Virginia is one of the safest states for homeless dogs and cats in the country. Based upon statistics from the Virginia Department of Agriculture and Consumer Services, in 2015, Virginia’s public and private shelters and rescue groups saved 80.5% of the dogs and cats in their care. Some agencies in Virginia report 90+% save rates.
In that context, it is understandable that the death of a dog named McLovin at the Norfolk Animal Care Center, the public shelter in Norfolk, VA has created a fierce public debate.
McLovin was originally owned by Second Chance Rescue in NYC. SCR transferred him to Forever Home Rehabilitation Center, a training facility in Virginia. With the permission of SCR, FHRC adopted McLovin to a local citizen. The adopter was walking McLovin on a leash, he attacked and killed a cat. Animal Control seized McLovin and the adopter surrendered ownership. SCR says the adopter did not have the legal right to relinquish ownership to any other entity, based upon the adoption contract language. SCR asserts that it immediately and repeatedly contacted the shelter, made an ownership claim and offered to comply with whatever the shelter required to safely return McLovin to them. NACC says that once McLovin was surrendered by the adopter, he became the property of the City.
The City released a statement that NACC chose to “humanely euthanize” McLovin. It is reported that he was in the shelter only 24 hours before his life was taken.
The law in Virginia states that a dog which kills a cat can be charged and potentially found to be “dangerous” but only by a judge. If a dog is adjudicated to be “dangerous,” the dog may be returned to the owner so long as the owner complies with certain housing restrictions. As tragic as the death of the cat was, the law does not require that the offending dog be put to death.
Killing McLovin may or may not have been “legal” and sorting out the dangerous dog charge and court process may have been complicated but McLovin had a rescue group who knew him, loved him, and wanted him. SCR was committed to complying with any city-required process, so the shelter’s decision to kill him was arguably taking the easy way out.
At the end of the day, the courts will likely determine if the City’s actions were justifiable, but dissecting this case in Norfolk is vital to understanding the last hurdles of saving the lives of all the healthy and treatable dogs and cats in Virginia.
The save rate for dogs and cats at NACC in 2015 was 64% and the save rate for the entire Hampton Roads region was 70%. This in a state which includes some severely under-resourced communities yet generated an overall save rate of 80.5% of the dogs and cats. More disturbingly, of the 43,642 dogs and cats who were euthanized in Virginia shelters in 2015, 25% of them lost their lives in Hampton Roads shelters. This statistic should be a wake-up call for Hampton Roads advocates, citizens and policy makers.

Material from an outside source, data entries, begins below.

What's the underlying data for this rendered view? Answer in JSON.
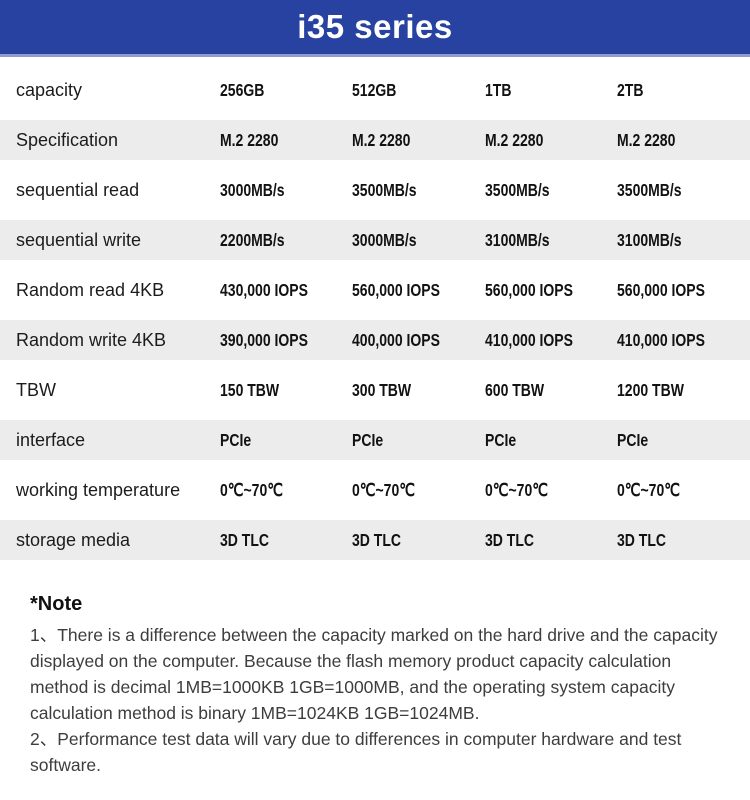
{
  "header": {
    "title": "i35 series"
  },
  "table": {
    "rows": [
      {
        "label": "capacity",
        "values": [
          "256GB",
          "512GB",
          "1TB",
          "2TB"
        ]
      },
      {
        "label": "Specification",
        "values": [
          "M.2 2280",
          "M.2 2280",
          "M.2 2280",
          "M.2 2280"
        ]
      },
      {
        "label": "sequential read",
        "values": [
          "3000MB/s",
          "3500MB/s",
          "3500MB/s",
          "3500MB/s"
        ]
      },
      {
        "label": "sequential write",
        "values": [
          "2200MB/s",
          "3000MB/s",
          "3100MB/s",
          "3100MB/s"
        ]
      },
      {
        "label": "Random read 4KB",
        "values": [
          "430,000 IOPS",
          "560,000 IOPS",
          "560,000 IOPS",
          "560,000 IOPS"
        ]
      },
      {
        "label": "Random write 4KB",
        "values": [
          "390,000 IOPS",
          "400,000 IOPS",
          "410,000 IOPS",
          "410,000 IOPS"
        ]
      },
      {
        "label": "TBW",
        "values": [
          "150 TBW",
          "300 TBW",
          "600 TBW",
          "1200 TBW"
        ]
      },
      {
        "label": "interface",
        "values": [
          "PCIe",
          "PCIe",
          "PCIe",
          "PCIe"
        ]
      },
      {
        "label": "working temperature",
        "values": [
          "0℃~70℃",
          "0℃~70℃",
          "0℃~70℃",
          "0℃~70℃"
        ]
      },
      {
        "label": "storage media",
        "values": [
          "3D TLC",
          "3D TLC",
          "3D TLC",
          "3D TLC"
        ]
      }
    ]
  },
  "note": {
    "heading": "*Note",
    "items": [
      "1、There is a difference between the capacity marked on the hard drive and the capacity displayed on the computer. Because the flash memory product capacity calculation method is decimal 1MB=1000KB 1GB=1000MB, and the operating system capacity calculation method is binary 1MB=1024KB 1GB=1024MB.",
      "2、Performance test data will vary due to differences in computer hardware and test software."
    ]
  },
  "colors": {
    "header_bg": "#2742a0",
    "stripe": "#ececec",
    "title_text": "#ffffff",
    "label_text": "#1c1c1c",
    "value_text": "#121212",
    "note_text": "#3d3d3d"
  }
}
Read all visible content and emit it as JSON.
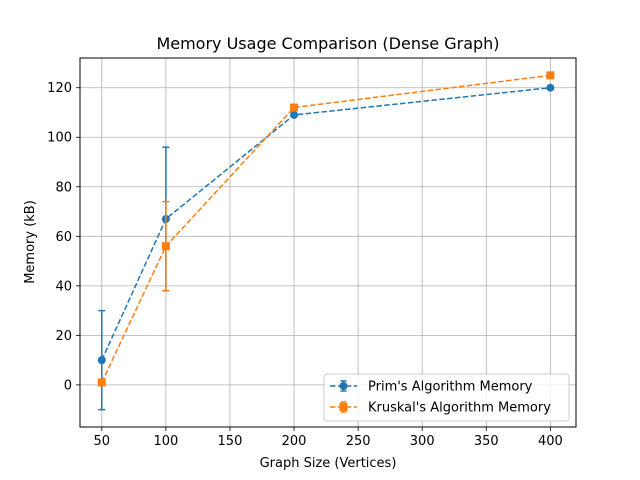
{
  "chart_data": {
    "type": "line",
    "title": "Memory Usage Comparison (Dense Graph)",
    "xlabel": "Graph Size (Vertices)",
    "ylabel": "Memory (kB)",
    "xlim": [
      33,
      420
    ],
    "ylim": [
      -17,
      132
    ],
    "x_ticks": [
      50,
      100,
      150,
      200,
      250,
      300,
      350,
      400
    ],
    "y_ticks": [
      0,
      20,
      40,
      60,
      80,
      100,
      120
    ],
    "grid": true,
    "legend_position": "lower-right",
    "x": [
      50,
      100,
      200,
      400
    ],
    "series": [
      {
        "name": "Prim's Algorithm Memory",
        "values": [
          10,
          67,
          109,
          120
        ],
        "errors": [
          20,
          29,
          0,
          0
        ],
        "color": "#1f77b4",
        "marker": "circle",
        "linestyle": "dashed"
      },
      {
        "name": "Kruskal's Algorithm Memory",
        "values": [
          1,
          56,
          112,
          125
        ],
        "errors": [
          0,
          18,
          0,
          0
        ],
        "color": "#ff7f0e",
        "marker": "square",
        "linestyle": "dashed"
      }
    ]
  }
}
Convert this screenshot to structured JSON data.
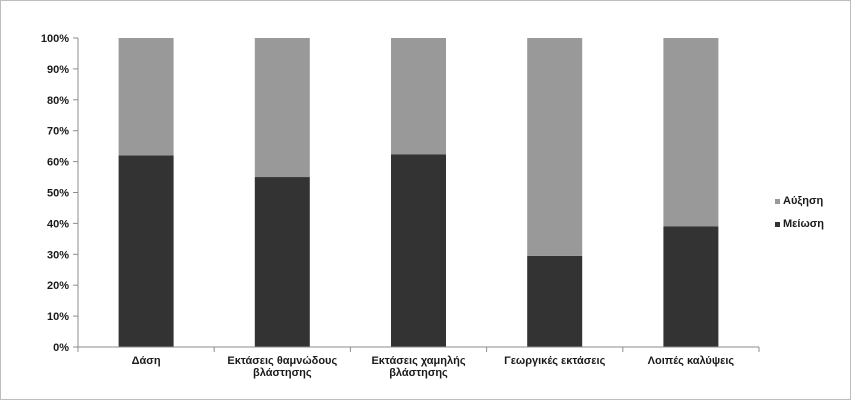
{
  "chart_data": {
    "type": "bar",
    "stacked": true,
    "percent": true,
    "categories": [
      [
        "Δάση"
      ],
      [
        "Εκτάσεις θαμνώδους",
        "βλάστησης"
      ],
      [
        "Εκτάσεις χαμηλής",
        "βλάστησης"
      ],
      [
        "Γεωργικές εκτάσεις"
      ],
      [
        "Λοιπές καλύψεις"
      ]
    ],
    "series": [
      {
        "name": "Μείωση",
        "color": "#333333",
        "values": [
          62,
          55,
          62.3,
          29.5,
          39
        ]
      },
      {
        "name": "Αύξηση",
        "color": "#999999",
        "values": [
          38,
          45,
          37.7,
          70.5,
          61
        ]
      }
    ],
    "legend_order": [
      1,
      0
    ],
    "legend_position": "right",
    "ylim": [
      0,
      100
    ],
    "yticks": [
      "0%",
      "10%",
      "20%",
      "30%",
      "40%",
      "50%",
      "60%",
      "70%",
      "80%",
      "90%",
      "100%"
    ],
    "grid": false
  }
}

There are inarguably some fine shelters in Hampton Roads which are saving the vast majority of animals in their care but they are in the minority, and when one or more major shelters is clinging to regressive practices, it presents the entire region poorly.
Long time volunteers at NACC have been banned and employees fired for speaking out about animal care, breed discrimination and the overall euthanasia rate. Shelter leadership boasts a high facility save rate based upon shelter-defined “adoptable animals.” NACC does not advocate for TNR while hundreds of cats are euthanized every year at the shelter and $100,000+ in grant monies have been received by private agencies in Norfolk to fund TNR. Credible, known rescue groups which would pull animals must go through a staff approval process.
One of the loudest champions for NACC is PETA. PETA’s euthanasia rate for dogs and cats was 74% in 2015, one of the worst in the state.
The Norfolk Animal Care Center missed a golden opportunity to collaborate with a significant rescue group which was willing to take full responsibility for McLovin. Instead of building a case to justify taking McLovin’s life, the shelter could have spent the same time working out the logistics for McLovin’s safe return to SCR. Had they done so, McLovin would be alive and not simply another euthanasia statistic.
Northern Virginia offers a model of the lifesaving results which come from collaboration. Public and private shelters and rescue groups share resources and space to deliver a save rate of about 90% for the region. If a dog is not “showing well,” behaving well, doing well or for whatever reason not getting adopted in one facility, another stands ready to give it a chance. Their open door policy based upon partnerships both inside and outside their region should be emulated in every Virginia community.
The Virginia Federation of Humane Societies has recently launched “High Five Virginia” to systemize and support the transfer and transport of animals among rescue groups and shelters from under-resourced communities to more affluent ones where the chances for adoption are greater. We encourage and embrace collaboration among shelter and rescue groups for we know it is vital to saving the lives of Virginia’s homeless dogs and cats.
It would be easy to rest on our laurels with an average statewide save rate of 80%. From that perspective, we could write off the death of McLovin as inevitable because he was, after all, an “imperfect” dog – he killed a cat. But Virginia’s homeless animals deserve better than that and Virginia citizens and donors expect more than that. It is incumbent upon us to use every resource available to ensure that dogs which are harder to place are not simply written off as “unadoptable.”Their lives are too precious for us to ever take the easy way out.
Providing loving homes for all the healthy and treatable animals in our state is absolutely within sight. The last hurdles of any goal are always the hardest but fortunately we do not have to reinvent the wheel. We only have to look to regions like Northern Virginia and communities like Charlottesville, Lynchburg and Richmond to see how it’s being done.And in communities where the majority of animals are not being saved, we cannot be silent. We must speak, we must act and we must insist on lifesaving outcomes.